Dead Irrawaddy Dolphin Found in Mandalay Region
By Zarni Mann 23 June 2017
MANDALAY — Local fishermen found the dead body of an Irrawaddy dolphin near Madaya Township’s Thone Sae Pay village in Mandalay Region on Wednesday, according to the Wildlife Conservation Society (WCS).
“After studying the body, we found it was a 30-year-old male with no injuries, so we took the cause of death to be old age,” said deputy project manager of WCS U Kyaw Hla Thein, adding that the dolphin probably died a few days before it was discovered.
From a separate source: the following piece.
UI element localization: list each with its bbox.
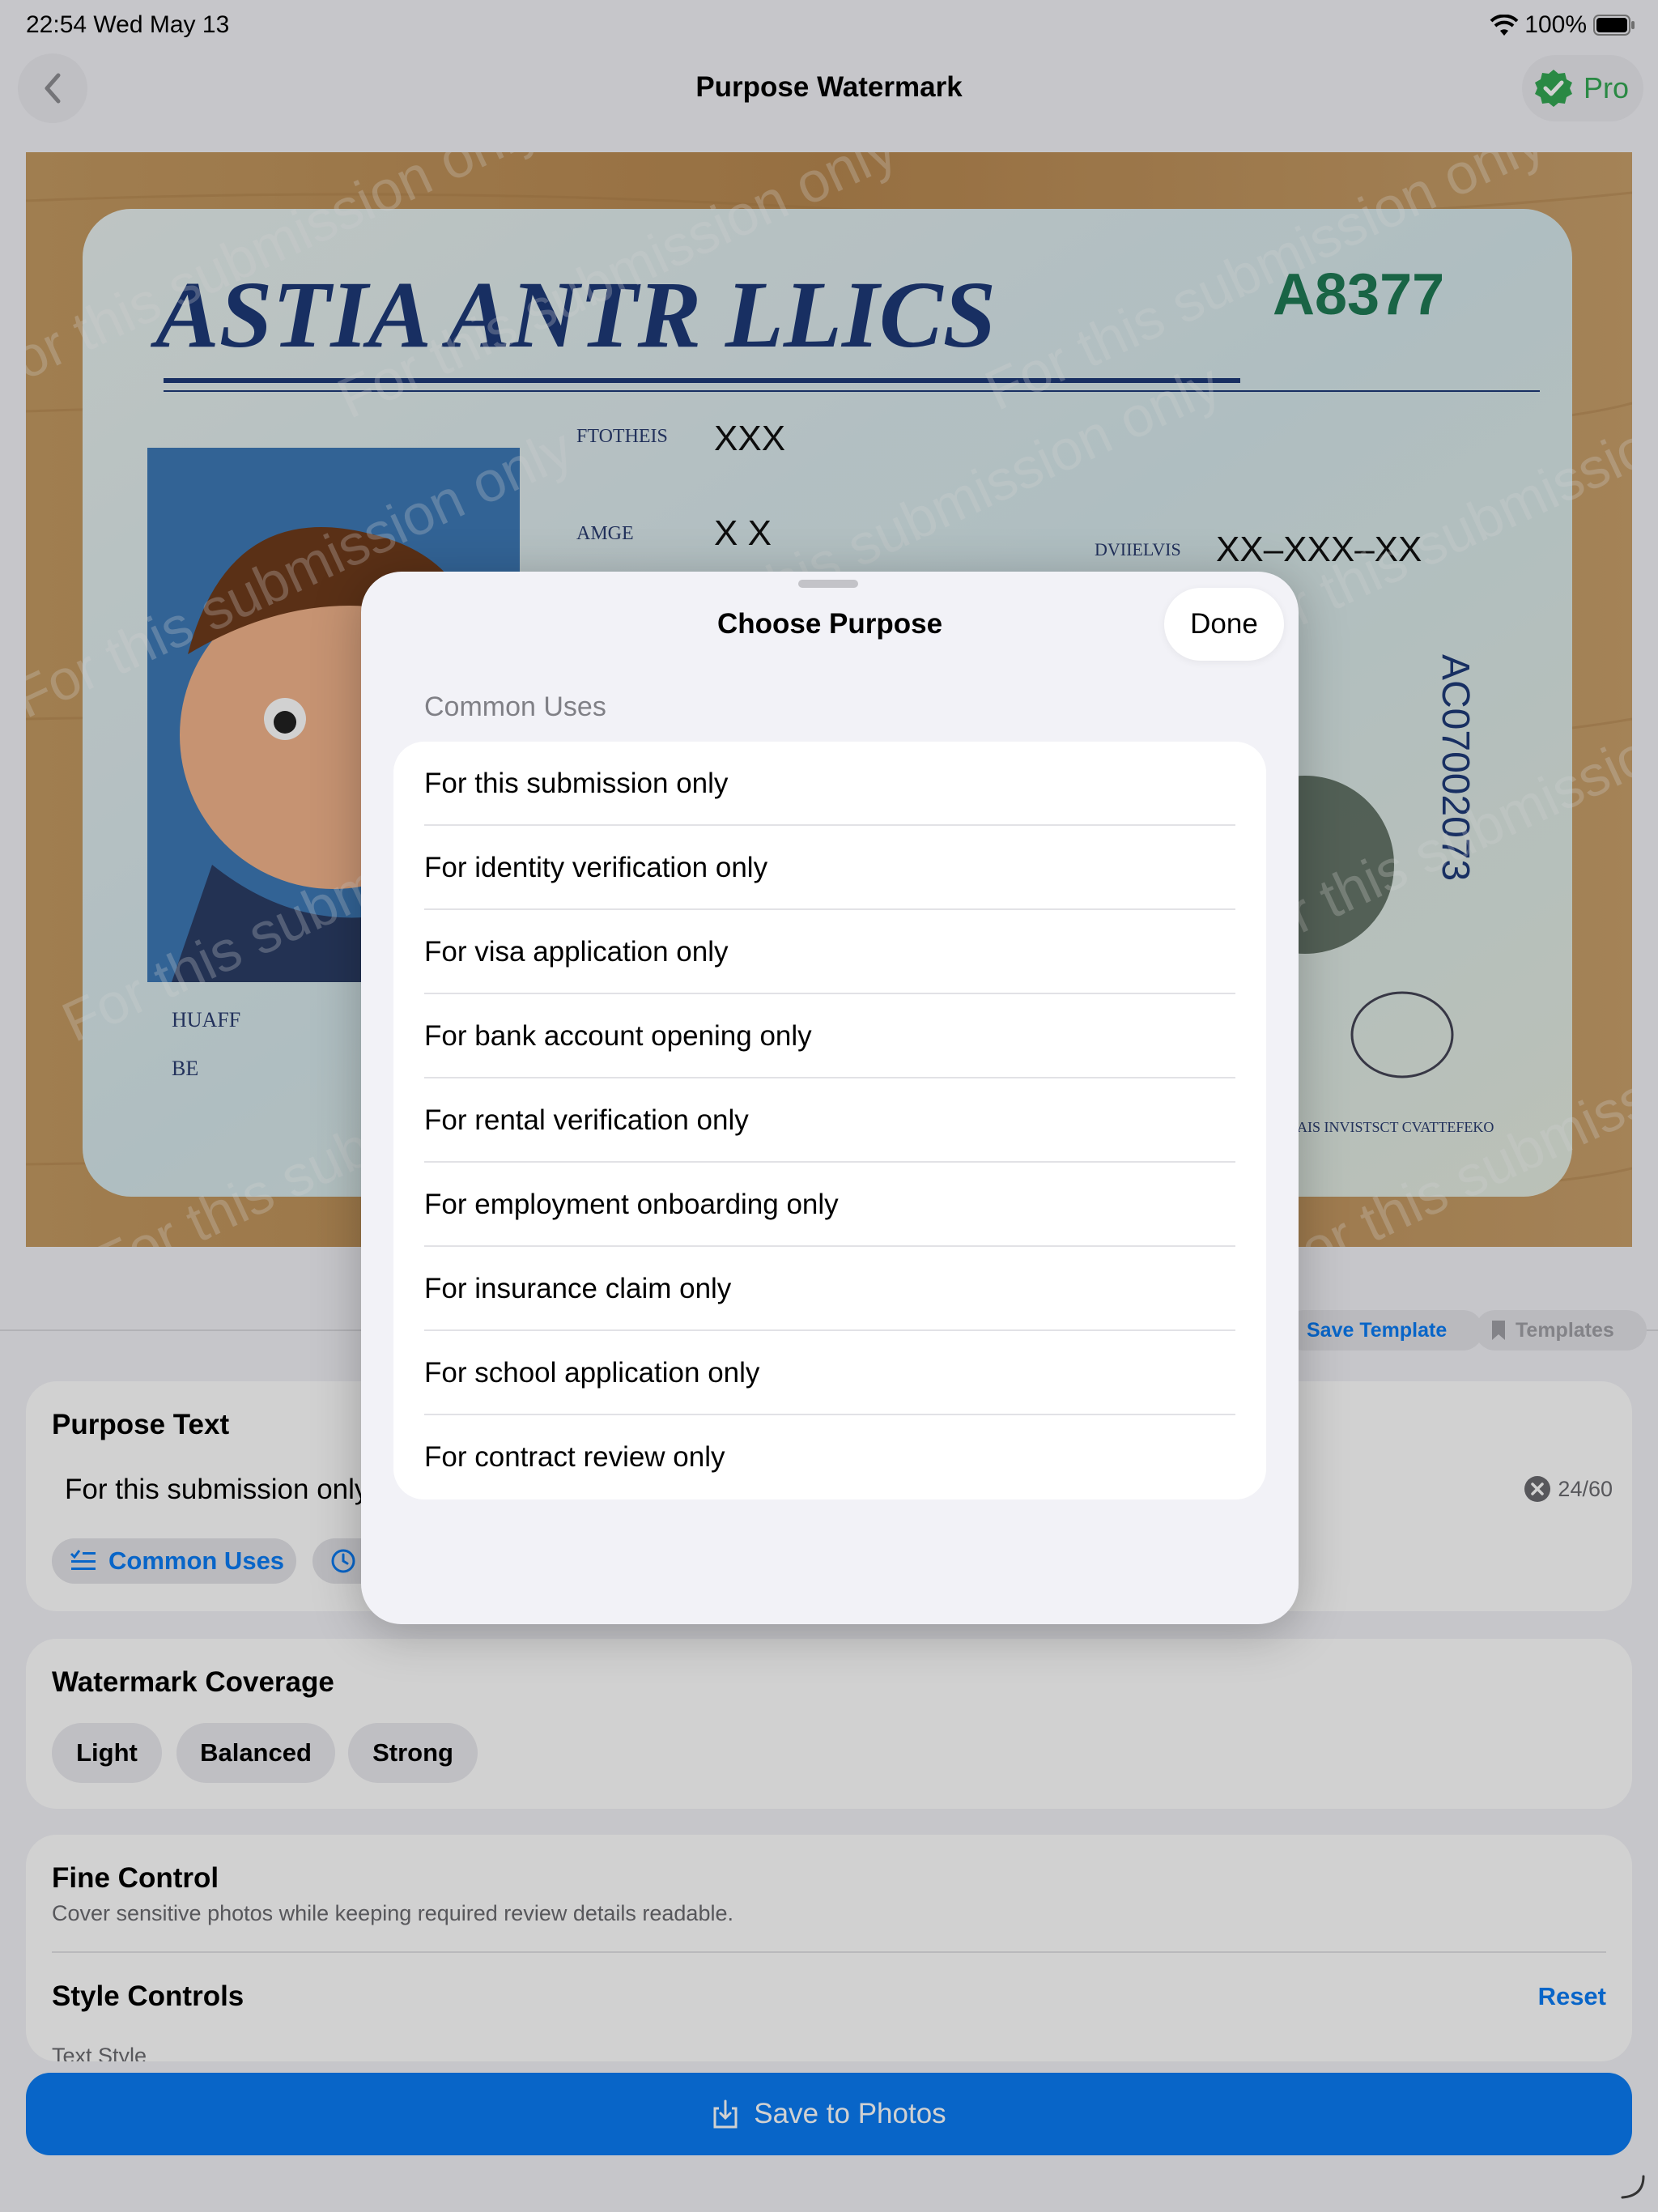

Local environmental activists, however, blamed the death on electric-shock fishing, a major threat to the endangered species.
“Although there is prohibition of electric-shock fishing, some fishermen are still using the method as the supply of fish is declining in the Irrawaddy River,” said U Maung Maung Oo, a member of the Natural Green Society, which is researching Irrawaddy dolphins.
Electric-shock fishing, especially in the Irrawaddy River’s protection zone, is prohibited by the Freshwater Fisheries Law, enacted by the Department of Fisheries, and violators face three years in prison or a 300,000 kyats fine.
“To effectively protect this endangered species, the local government should restrict fishing in the Irrawaddy River and stop gold miners polluting the river upstream,” said U Maung Maung Oo.
According to WCS, in 2012 there were 86 dolphins. By 2014, however, the population was just 63. In 2015, 58 were counted in the protection zone, which spans from Mandalay to Bhamo.
The population of dolphins was counted as 65 in 2016, despite three dolphins, including a pregnant female, being found dead that year.
A WCS survey in February this year found 69 dolphins in the protection zone. At the end of April, a male dolphin was found dead with injuries on his fins believe to be caused by a boat’s propeller.